We have two 90-minute classes each week, Monday 10:35--11:55 and Thursday 16:05--17:25, but we shouldn't need them both of them very often: most weeks you'll have a few hours of videos to watch (asynchronously) or a paper to read and we'll just meet on Webex for an hour to discuss what you've learned and/or your assignments. I'd stick to Teams but I've had better luck recording hi-res video with Webex. I may set up a Slack if people want. I'm not using Brightspace because I want some grad students and post-docs at other schools to be able to follow along.

The weird time slots are because I'm hoping to convince some colleagues to record guest lectures and then show up to the next meeting. Monday mornings should be ok for guests in Europe while Thursday afternoons should be ok for guests in California. Earlier on Monday mornings might have been better for guests in Australia, China or Japan, but these slots are what were available (and is anyone a big fan of early Monday mornings?).
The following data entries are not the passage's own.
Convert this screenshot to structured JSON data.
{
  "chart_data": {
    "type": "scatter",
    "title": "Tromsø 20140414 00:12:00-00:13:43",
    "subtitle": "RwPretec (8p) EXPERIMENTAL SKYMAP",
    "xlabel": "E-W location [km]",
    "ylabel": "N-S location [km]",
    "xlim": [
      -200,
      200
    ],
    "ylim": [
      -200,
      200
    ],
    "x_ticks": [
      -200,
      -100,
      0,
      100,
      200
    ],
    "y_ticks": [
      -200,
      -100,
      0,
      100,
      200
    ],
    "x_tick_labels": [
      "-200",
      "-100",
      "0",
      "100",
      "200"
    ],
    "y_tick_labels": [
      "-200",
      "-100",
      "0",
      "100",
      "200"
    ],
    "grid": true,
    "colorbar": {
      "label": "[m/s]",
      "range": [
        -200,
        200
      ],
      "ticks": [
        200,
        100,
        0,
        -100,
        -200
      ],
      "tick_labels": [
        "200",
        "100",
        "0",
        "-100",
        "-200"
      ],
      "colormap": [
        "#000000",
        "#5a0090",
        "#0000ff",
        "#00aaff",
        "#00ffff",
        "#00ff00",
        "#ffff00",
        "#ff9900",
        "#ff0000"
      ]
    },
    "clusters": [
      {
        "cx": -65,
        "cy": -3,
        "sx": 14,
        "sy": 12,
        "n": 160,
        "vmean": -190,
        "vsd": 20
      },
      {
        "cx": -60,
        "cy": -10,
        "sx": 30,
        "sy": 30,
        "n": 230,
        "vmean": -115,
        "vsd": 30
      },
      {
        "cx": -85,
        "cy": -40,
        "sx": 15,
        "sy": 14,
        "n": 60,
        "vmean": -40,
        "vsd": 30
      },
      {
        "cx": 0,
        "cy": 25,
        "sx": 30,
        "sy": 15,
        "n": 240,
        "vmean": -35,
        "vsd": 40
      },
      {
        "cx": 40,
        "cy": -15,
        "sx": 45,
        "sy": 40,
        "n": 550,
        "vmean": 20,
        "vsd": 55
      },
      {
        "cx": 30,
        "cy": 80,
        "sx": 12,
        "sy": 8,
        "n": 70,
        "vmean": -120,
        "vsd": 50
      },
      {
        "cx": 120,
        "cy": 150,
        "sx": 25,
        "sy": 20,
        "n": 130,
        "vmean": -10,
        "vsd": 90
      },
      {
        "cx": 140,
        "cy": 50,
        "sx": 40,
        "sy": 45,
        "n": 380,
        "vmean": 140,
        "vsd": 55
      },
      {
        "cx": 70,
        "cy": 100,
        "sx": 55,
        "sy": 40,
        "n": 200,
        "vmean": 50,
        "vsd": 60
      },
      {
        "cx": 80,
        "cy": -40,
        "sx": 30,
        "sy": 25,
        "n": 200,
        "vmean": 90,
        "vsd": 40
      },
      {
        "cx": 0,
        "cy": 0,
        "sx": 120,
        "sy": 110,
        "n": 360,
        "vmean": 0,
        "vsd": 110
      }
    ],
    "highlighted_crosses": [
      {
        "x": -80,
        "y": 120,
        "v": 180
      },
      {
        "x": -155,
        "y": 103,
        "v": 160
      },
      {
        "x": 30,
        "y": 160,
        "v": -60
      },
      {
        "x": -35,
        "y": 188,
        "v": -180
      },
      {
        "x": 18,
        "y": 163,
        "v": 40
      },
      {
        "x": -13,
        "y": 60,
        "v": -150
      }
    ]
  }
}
I'd like the marks to be made up of

There's some room for negotiation.

If you come up with an awesome idea about using compact data structures for computational (pan-)genomics and want to do that instead of a comparison, I'll probably agree. (If it doesn't work, that's ok, research is like that; you can still get an A.)

I think it would be really cool if we could work with Dr Arbour to address some of the issues from her "Silent Genomes" talk (although working with individual human genomes brings some privacy concerns, etc). Giraffe sounds like it might be able to help right out of the box, although it has to deal with chimeric alignments. In a couple of months, you should be able to argue with me about that!